World Engineering Day: Protecting life on land

The first World Engineering Day for Sustainable Development will be held 4 March 2020. To celebrate, we asked members of the profession how engineers can contribute to each of the 17 UN Sustainable Development Goals. 

GOAL 15: LIFE ON LAND

Of the 8300 known animal breeds, 8 per cent are extinct and 22 per cent are at risk of extinction.

The recent bushfires across Australia have decimated populations of native flora and fauna, raising concerns about the country’s biodiversity – among the most unique in the world.

But even before this bushfire season, koala numbers were already in serious decline, mainly due to deforestation.

Tasmanian devils, already under threat from a horrific disease, are being killed by vehicles on Tasmanian roads.

And the platypus is suffering, experts suspect, from human impact on the natural waterways in which they live.

To convince policy-makers to pass legislation that protects these animals, conservationists have to prove that numbers have declined to the point where their continued existence is under threat.

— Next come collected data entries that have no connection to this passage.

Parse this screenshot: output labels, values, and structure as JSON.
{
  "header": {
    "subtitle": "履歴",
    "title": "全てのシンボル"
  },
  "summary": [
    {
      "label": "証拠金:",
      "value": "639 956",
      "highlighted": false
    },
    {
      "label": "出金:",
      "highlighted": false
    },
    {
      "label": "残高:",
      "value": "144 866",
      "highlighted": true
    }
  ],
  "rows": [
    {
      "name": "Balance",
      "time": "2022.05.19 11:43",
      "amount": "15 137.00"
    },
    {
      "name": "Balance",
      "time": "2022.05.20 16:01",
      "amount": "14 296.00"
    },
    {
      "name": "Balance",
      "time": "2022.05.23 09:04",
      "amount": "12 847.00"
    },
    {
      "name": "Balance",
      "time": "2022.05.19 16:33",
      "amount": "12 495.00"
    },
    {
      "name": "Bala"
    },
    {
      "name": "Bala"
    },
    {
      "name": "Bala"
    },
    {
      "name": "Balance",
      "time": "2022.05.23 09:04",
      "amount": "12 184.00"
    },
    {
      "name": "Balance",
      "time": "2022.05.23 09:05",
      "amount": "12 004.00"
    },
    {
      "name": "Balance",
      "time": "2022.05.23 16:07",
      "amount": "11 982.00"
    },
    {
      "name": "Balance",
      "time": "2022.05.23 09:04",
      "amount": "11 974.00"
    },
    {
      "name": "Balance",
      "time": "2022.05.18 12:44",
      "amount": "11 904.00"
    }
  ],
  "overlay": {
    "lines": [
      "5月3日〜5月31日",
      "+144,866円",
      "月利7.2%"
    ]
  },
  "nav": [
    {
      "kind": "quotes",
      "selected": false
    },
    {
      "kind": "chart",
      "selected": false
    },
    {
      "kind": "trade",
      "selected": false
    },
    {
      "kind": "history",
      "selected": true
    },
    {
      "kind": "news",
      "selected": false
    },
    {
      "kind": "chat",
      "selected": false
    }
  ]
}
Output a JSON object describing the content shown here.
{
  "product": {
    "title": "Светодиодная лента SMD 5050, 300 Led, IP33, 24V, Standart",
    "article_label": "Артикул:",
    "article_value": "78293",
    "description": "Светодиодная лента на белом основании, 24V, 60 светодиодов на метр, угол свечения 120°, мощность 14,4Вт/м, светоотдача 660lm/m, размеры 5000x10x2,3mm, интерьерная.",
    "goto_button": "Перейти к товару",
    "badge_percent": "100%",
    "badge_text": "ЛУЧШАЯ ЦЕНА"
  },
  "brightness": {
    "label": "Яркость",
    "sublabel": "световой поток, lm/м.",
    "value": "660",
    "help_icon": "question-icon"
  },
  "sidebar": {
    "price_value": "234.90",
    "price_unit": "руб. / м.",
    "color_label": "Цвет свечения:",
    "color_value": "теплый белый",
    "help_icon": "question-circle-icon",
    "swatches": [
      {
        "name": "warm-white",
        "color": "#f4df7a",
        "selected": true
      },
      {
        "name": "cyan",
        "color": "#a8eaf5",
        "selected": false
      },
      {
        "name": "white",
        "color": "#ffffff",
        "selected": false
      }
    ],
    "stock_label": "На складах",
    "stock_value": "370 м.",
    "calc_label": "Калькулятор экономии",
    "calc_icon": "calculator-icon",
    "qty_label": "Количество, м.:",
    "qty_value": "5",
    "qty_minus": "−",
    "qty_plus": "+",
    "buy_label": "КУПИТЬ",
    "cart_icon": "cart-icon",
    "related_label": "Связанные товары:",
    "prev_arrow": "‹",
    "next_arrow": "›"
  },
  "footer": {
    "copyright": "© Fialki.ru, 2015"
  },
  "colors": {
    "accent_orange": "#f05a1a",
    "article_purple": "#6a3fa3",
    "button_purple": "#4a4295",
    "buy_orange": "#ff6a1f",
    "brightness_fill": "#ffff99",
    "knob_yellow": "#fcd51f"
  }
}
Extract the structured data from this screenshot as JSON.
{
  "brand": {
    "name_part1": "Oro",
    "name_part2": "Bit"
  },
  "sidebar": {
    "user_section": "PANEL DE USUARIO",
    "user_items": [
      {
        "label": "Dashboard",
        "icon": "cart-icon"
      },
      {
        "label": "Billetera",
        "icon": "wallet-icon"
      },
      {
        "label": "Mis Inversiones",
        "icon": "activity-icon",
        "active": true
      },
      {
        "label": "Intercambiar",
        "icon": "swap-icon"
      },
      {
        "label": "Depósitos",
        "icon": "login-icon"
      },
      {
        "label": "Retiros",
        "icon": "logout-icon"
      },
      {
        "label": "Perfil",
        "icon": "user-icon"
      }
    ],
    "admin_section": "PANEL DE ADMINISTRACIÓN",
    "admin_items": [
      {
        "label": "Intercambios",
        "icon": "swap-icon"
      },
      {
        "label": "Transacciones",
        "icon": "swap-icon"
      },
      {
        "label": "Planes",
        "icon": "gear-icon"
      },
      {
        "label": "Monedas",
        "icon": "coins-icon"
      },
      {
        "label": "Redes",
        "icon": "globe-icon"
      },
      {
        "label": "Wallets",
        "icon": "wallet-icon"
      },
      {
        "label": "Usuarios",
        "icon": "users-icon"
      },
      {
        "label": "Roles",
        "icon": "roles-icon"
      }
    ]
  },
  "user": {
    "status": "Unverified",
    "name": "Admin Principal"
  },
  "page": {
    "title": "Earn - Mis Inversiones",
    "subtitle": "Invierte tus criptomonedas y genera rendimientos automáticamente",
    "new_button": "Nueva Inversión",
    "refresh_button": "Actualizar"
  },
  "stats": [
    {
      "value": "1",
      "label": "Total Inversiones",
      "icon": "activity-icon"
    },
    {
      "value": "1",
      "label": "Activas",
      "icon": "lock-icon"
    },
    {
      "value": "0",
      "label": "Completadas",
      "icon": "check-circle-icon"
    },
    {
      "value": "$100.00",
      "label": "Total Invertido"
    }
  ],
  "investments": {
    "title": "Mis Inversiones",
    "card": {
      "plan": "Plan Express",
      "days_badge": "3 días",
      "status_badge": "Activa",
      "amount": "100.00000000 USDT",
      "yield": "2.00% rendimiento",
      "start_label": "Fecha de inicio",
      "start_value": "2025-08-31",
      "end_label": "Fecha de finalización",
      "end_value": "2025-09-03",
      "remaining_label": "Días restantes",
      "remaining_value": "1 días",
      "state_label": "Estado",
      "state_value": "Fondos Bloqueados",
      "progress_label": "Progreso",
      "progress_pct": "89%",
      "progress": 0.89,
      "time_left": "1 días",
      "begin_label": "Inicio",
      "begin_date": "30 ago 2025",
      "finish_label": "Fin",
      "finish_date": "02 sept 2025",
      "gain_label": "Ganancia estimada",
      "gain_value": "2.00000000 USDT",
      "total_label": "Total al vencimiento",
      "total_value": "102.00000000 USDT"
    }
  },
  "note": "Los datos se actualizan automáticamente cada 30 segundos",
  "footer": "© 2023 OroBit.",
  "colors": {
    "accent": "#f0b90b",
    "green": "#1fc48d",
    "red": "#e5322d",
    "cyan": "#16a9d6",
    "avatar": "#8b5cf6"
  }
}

This means conservationists have to actually find the animals — which in the waterways, treetops and on the forest floors where they live is not easy. But there are some clever solutions to these challenges. 

A numbers game

Researchers from the Queensland University of Technology are using drones containing heat-seeking sensors to locate koalas in the forests around Brisbane.

The information collected by the camera is fed into an algorithm, which works out whether the animal giving off the heat signature is a koala or some other animal.

In Victoria, the Hazelwood Forestry Company also uses drones with thermal cameras to check out the forest for koalas before trees are felled. When a koala is found, the company relocates it under a government permit.

To check platypus numbers, ecologist Josh Griffiths from conservation company Cesar uses genetic sequencing technology to check water samples taken from known platypus habitats.

Griffiths, who is working with the University of Melbourne and San Diego Zoo Global on this project, explained that such a sample might only contain a tiny trace of platypus DNA, but also genetic evidence of lots of other animal species.

“We might get up to 30 million readings in one sample, so we have to be able to cross-reference what is what by comparing it to a database of DNA profiles,” he said.

“We use a MiSeq sequencing machine that sorts through the DNA traces, and quantitative polymerase chain reaction technology to amplify the tiny samples so we can detect them.”

Saving the devil

Down in Tasmania, efforts are underway to protect Tasmanian devils from the dangers presented by cars and highways. 

The Tasmanian Government’s Save the Tasmanian Devil Program (STDP) is working with Wildlife Safety Solutions, a company that designs posts containing optical sensors, on a project that the conservationists hope will save devils, as well as many other animals, from being killed on Tasmanian roads.

“When a car comes past, at night with its headlights on, the sensor picks up a sudden increase in light from a car headlight and triggers an alarm, which then emits a sound and a blue and yellow strobe-type LED light,” said engineer Jack Swanepoel, the CEO of Wildlife Safety Solutions.

Swanepoel said that any animal nearby will be alerted and look up from what it’s doing in time to avoid the car.

“Ordinarily, by the time they hear the car, the animal is startled and it’s too late,” he said.

Swanepoel is currently trialling his virtual fences elsewhere in Australia.

End game

The ultimate goal of this work, said Griffiths, is that authorities will think more carefully about the environmental impact of what is being built and the practices they use.

So that’s road systems with wildlife crossings. Reservoirs and dams that don’t interrupt the natural flow of the water systems and the movement and interaction of the animals within them.

“We need a built environment that allows environmental flow and protects natural values,” Griffiths said.

“We don’t want to be sitting here in 50 years wondering what has happened to Australia’s most iconic animals.”